Methods: Fifty-four nursing home residents with dementia were enrolled in the study. The strength of the knee extensor was measured using a hand-held dynamometer. To predict lower extremity functions, subjects were classified into two groups: those who could dress their lower body, toilet, transfer to bed/toilet/shower and walk independently, and those who required assistance. Knee extension strength was compared between the two groups.

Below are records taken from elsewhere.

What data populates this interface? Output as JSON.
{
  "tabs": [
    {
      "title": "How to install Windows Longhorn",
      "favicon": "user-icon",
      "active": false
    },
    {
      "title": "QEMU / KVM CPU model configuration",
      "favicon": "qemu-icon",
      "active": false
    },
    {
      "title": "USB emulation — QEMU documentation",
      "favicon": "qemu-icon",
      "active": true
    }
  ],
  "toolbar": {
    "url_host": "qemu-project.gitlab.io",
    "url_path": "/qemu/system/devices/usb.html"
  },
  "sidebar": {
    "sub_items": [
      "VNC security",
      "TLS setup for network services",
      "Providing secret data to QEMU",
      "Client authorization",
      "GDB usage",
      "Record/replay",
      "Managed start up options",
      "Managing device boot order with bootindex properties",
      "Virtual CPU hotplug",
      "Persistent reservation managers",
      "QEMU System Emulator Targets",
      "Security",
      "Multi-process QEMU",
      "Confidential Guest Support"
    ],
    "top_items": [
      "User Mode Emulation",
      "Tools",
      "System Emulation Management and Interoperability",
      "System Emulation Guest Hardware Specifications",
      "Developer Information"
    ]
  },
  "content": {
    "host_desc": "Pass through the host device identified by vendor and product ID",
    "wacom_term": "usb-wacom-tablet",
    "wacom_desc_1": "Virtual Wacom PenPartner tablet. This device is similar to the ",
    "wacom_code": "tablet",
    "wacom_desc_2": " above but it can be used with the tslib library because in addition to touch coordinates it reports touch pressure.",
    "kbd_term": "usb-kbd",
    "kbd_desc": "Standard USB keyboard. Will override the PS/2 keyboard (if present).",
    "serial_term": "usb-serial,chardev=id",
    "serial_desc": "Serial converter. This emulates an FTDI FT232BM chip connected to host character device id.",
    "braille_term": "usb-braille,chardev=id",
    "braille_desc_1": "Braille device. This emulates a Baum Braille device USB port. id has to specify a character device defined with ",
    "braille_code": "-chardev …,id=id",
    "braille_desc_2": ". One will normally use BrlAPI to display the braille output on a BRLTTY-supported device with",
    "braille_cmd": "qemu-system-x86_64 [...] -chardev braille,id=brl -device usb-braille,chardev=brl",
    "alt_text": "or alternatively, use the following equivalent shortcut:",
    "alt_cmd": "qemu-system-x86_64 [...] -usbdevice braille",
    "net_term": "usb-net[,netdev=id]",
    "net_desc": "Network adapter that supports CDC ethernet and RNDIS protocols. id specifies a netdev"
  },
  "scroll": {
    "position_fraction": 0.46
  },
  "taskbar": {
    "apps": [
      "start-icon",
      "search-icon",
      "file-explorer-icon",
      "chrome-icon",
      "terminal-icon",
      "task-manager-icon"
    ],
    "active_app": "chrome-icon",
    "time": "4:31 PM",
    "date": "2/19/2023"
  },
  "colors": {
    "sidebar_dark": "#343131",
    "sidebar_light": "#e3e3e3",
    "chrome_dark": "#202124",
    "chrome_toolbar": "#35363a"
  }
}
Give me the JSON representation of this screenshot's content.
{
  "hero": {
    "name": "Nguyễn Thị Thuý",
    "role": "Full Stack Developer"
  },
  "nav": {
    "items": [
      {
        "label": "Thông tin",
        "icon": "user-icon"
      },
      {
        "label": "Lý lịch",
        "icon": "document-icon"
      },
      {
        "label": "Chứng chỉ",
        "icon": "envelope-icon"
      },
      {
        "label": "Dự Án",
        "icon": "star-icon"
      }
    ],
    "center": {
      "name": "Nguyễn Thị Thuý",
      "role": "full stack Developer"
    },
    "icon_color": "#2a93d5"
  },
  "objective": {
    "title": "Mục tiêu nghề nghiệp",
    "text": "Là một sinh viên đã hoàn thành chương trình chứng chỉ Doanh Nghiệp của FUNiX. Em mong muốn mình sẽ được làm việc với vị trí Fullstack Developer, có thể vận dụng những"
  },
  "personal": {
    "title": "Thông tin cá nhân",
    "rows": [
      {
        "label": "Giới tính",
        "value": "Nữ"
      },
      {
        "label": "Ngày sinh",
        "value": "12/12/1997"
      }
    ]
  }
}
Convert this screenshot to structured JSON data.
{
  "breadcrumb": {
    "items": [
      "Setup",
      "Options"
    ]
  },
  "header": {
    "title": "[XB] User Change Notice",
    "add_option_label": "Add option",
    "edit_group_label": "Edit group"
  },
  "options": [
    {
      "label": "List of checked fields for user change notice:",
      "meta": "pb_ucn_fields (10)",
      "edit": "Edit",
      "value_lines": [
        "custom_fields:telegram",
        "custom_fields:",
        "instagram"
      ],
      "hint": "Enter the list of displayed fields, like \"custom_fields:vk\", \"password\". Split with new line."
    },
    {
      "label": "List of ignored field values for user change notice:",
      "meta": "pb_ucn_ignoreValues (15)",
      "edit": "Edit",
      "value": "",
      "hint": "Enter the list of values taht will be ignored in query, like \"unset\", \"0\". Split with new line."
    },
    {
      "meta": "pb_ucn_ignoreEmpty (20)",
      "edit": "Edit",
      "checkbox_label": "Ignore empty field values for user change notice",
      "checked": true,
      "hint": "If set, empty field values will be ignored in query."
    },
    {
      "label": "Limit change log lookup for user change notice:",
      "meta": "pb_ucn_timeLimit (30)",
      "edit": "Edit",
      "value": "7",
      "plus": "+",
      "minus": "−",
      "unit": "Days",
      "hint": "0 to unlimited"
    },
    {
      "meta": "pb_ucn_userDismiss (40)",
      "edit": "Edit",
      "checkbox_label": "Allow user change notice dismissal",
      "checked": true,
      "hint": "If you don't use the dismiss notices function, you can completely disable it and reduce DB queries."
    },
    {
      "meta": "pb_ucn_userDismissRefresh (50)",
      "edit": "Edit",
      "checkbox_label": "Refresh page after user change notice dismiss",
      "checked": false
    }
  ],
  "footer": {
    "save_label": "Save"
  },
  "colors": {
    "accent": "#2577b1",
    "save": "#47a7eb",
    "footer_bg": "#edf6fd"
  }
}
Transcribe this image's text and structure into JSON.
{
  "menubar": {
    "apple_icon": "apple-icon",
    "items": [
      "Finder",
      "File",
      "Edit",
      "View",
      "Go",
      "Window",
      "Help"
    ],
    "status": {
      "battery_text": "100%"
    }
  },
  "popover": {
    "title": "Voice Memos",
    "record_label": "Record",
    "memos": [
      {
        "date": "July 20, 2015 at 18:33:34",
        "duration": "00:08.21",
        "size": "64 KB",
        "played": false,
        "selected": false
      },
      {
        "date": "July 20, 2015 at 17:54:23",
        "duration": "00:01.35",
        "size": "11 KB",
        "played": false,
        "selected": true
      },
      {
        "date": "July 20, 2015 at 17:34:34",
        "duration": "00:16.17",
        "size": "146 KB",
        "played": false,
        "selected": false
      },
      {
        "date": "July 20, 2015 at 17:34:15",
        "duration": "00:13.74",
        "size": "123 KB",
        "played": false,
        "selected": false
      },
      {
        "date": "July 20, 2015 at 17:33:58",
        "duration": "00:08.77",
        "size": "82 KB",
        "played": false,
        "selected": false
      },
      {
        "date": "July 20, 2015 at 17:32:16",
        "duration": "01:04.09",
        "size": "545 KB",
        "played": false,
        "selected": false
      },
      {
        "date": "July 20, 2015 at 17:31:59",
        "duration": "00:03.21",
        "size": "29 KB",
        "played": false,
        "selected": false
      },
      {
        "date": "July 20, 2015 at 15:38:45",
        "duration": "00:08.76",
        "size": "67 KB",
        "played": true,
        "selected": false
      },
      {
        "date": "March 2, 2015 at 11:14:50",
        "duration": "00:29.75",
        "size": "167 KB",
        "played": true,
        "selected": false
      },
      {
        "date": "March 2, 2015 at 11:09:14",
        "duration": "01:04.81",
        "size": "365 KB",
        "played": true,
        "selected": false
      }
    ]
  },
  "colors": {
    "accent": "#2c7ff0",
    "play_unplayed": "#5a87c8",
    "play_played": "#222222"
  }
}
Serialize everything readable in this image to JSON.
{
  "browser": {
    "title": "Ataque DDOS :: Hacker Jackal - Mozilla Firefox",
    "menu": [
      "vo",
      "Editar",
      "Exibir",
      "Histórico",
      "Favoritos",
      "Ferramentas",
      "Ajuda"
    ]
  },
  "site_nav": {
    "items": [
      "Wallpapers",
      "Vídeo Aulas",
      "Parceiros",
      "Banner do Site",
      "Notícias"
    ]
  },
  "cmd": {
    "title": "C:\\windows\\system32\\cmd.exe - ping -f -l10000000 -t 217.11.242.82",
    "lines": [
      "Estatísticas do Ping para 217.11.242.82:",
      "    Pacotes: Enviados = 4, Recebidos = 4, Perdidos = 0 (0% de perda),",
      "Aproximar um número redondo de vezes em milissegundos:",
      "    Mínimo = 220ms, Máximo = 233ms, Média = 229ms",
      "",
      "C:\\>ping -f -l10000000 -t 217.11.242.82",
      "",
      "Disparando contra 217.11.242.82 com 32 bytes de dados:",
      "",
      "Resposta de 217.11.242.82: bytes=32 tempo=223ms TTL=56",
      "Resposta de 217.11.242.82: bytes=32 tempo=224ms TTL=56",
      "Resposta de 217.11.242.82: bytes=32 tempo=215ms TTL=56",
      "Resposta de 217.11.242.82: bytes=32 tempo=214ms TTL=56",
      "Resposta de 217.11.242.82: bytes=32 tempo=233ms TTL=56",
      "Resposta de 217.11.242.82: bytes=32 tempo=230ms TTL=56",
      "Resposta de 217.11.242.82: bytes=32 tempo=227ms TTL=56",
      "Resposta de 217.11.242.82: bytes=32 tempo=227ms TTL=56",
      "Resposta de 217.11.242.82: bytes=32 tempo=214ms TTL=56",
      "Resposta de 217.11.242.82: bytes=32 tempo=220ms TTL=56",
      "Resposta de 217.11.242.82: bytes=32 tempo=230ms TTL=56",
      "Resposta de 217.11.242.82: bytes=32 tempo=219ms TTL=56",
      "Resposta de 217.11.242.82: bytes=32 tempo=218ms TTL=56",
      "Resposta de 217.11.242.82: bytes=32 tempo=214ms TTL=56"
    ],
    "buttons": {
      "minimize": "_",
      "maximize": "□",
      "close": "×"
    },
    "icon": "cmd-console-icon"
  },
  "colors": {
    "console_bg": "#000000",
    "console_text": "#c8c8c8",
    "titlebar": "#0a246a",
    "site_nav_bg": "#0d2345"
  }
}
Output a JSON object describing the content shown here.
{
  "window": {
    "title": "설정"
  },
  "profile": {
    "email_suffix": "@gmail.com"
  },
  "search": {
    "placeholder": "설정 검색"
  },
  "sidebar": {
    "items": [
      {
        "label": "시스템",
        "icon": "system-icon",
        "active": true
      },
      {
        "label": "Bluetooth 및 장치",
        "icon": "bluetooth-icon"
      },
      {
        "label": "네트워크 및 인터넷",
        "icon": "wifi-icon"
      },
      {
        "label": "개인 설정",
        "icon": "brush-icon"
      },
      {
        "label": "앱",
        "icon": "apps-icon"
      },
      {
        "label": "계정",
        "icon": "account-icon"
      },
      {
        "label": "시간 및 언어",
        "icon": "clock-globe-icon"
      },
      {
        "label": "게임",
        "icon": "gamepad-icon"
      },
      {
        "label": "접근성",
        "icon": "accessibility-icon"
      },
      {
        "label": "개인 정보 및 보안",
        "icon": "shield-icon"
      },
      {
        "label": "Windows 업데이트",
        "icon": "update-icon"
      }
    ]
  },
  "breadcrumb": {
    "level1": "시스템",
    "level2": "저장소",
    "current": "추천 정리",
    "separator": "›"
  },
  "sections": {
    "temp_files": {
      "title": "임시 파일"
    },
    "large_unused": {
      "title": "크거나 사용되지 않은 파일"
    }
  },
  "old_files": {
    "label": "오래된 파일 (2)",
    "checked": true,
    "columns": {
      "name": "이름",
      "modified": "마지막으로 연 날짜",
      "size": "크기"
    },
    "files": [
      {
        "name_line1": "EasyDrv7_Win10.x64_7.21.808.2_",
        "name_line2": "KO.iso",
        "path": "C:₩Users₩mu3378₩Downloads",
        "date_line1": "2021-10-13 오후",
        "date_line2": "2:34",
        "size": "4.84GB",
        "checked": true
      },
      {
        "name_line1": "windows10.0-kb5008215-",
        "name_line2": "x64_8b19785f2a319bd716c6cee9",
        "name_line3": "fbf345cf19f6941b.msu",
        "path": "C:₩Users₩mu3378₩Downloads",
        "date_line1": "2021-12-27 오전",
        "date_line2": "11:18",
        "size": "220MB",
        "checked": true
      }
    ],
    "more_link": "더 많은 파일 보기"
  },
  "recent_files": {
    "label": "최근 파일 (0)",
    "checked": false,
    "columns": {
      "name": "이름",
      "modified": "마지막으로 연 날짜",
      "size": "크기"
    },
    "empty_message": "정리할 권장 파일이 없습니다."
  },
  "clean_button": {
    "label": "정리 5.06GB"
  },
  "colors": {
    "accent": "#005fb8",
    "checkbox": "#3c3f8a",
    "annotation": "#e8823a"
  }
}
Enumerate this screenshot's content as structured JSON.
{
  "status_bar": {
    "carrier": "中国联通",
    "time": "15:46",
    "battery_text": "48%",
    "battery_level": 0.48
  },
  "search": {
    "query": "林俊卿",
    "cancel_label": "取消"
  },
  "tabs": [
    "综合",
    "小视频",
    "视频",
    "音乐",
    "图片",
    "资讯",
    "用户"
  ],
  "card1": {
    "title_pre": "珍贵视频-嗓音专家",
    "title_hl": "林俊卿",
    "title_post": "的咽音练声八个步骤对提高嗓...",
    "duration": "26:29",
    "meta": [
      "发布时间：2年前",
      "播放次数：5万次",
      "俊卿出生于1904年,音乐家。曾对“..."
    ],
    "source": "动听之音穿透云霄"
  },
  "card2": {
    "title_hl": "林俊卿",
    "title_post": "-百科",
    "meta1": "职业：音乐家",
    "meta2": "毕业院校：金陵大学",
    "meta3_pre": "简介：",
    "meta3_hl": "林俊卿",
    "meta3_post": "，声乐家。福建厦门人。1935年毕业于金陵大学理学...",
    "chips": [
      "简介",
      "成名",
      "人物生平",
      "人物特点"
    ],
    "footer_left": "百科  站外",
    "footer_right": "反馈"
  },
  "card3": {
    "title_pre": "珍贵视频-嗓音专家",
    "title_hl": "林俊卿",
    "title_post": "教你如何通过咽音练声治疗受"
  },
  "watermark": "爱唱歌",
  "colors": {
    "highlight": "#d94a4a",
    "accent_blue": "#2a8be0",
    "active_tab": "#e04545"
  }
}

Results: Logistic regression analysis showed that the strength of the knee extensor muscles was a significant predictor of the ability to dress the lower body (odds ratio, 109.90; 95% CI, 7.60-1589.49), toileting (odds ratio, 18.29; 95% CI, 2.41-138.84), transferring to bed/toilet/shower (odds ratio, 39.70; 95% CI, 4.51-349.08), and gait performance (odds ratio, 12.77; 95% CI, 2.30-70.77). The curve of the negative and positive predictive values indicated that a cutoff score of 0.8 Nm/kg would provide the best balance for dressing the lower body and toileting; 1.2 Nm/kg for transferring to bed/toilet/shower; and 0.6 Nm/kg for gait performance.
Conclusions: Knee extension strength was significantly related to the lower extremity functions in people with dementia. Moreover, threshold levels of strength existed that could predict lower extremity dysfunctions in people with dementia.